I was watching the show Parenthood recently and in this particular episode, the parents of a boy with Asperger's syndrome are put on the spot by their son to explain what Asperger's syndrome is, as well as why and how he got it. The parents are completely unprepared for this dreaded talk and they say all the wrong things. They decide to turn to a specialist for advice, and he hands them a script to study.

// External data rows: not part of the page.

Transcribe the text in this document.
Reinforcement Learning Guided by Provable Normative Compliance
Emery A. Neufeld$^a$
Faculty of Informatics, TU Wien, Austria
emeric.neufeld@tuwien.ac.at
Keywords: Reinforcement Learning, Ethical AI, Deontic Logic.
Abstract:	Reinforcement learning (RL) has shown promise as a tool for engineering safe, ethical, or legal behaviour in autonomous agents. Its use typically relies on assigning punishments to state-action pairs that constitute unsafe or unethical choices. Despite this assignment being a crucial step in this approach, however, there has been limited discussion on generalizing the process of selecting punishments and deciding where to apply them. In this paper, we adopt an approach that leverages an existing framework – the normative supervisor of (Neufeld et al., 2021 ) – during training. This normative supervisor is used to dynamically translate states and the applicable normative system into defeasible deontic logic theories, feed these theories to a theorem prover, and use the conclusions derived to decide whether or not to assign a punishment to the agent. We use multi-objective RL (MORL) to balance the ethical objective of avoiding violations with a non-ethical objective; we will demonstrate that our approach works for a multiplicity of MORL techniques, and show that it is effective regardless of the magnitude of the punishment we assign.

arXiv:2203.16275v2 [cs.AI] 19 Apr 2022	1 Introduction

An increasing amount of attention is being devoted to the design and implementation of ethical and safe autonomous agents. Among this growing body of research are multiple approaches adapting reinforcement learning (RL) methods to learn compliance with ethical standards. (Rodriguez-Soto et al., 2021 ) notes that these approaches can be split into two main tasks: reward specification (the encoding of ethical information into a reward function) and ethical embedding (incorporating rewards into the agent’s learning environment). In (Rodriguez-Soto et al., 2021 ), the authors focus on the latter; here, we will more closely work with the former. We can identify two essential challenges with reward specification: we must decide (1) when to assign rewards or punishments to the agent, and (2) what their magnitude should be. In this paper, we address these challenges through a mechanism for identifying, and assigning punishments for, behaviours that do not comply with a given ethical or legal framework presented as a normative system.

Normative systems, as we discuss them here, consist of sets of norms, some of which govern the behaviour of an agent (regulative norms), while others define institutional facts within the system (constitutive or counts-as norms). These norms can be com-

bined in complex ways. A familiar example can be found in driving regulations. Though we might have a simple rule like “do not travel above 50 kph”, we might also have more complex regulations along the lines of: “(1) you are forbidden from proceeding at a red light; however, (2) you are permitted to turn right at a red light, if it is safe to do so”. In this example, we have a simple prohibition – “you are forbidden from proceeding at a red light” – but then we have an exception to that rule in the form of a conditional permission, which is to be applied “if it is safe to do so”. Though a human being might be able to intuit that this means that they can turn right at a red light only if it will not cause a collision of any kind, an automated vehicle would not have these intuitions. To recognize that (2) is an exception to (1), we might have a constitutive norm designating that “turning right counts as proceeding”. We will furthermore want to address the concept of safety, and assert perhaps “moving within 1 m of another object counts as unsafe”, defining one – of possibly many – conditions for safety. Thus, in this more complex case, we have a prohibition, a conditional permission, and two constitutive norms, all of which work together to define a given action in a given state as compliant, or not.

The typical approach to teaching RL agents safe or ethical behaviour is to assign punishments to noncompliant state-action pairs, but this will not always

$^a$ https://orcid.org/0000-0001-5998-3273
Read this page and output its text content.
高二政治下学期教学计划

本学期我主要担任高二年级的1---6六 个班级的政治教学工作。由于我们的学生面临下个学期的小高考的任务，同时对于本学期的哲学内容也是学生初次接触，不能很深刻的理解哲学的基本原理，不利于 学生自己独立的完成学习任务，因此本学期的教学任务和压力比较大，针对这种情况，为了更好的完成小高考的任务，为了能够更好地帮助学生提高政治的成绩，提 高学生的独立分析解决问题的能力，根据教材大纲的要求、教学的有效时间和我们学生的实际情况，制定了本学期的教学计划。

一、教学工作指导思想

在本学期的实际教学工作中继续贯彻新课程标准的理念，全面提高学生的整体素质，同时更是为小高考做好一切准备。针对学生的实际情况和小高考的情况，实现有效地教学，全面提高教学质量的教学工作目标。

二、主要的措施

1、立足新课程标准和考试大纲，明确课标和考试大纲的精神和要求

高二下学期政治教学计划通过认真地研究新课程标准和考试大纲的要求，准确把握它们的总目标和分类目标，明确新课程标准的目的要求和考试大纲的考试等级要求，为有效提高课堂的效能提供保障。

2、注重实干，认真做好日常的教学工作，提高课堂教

This forced me to think about my own daughter and how we will explain cystic fibrosis to her someday. At some point, she is going to wonder why she wears The Vest and takes pills when no one else around her does. I need to be ready, but should there be a script? Every child is different, but having a plan of what you will say and how you will say it can help you keep your emotions in check and avoid saying the wrong thing to your vulnerable child.

Don't Get Emotional

It is important to keep your emotions in check. That means no crying. Crying will make your child feel that his condition or disability is something that needs to be mourned. It will make him feel as though he did something wrong or there is something wrong with him. Crying may also make him think he has disappointed or hurt you in some way. Stay strong and hold back any tears until you are alone.

Avoid Certain Words

Don't use language that includes the words 'disability', 'wrong', 'problem', or any other words that make it seem like your child isn't good enough or as smart or able as his peers or siblings. Labels are tough for all of us, but especially for kids, who are very concerned about fitting in with their friends and classmates.

Be Positive

Your child may have a special need, but that special need doesn't have to predict his future. Challenges can be overcome, and understanding himself and his weaknesses is half the battle. Remember that your child's unique differences can help him become a stronger, more determined, and more successful adult. Talk to him about how everyone has differences, and that everyone has their own strengths and weaknesses. Find a role model who has the same or a similar disability for him to admire.

Be Honest

Be as truthful with your child as possible for his age and maturity level. Try to keep your answers simple and brief. If your child is coming to you with questions, it is because he has noticed that he is different in some way from the other children and he is ready to know why that is. Let him ask questions, and answer them as honestly as you can. If you don't have the answers, schedule an appointment with a specialist who can help your child to understand himself and his differences better.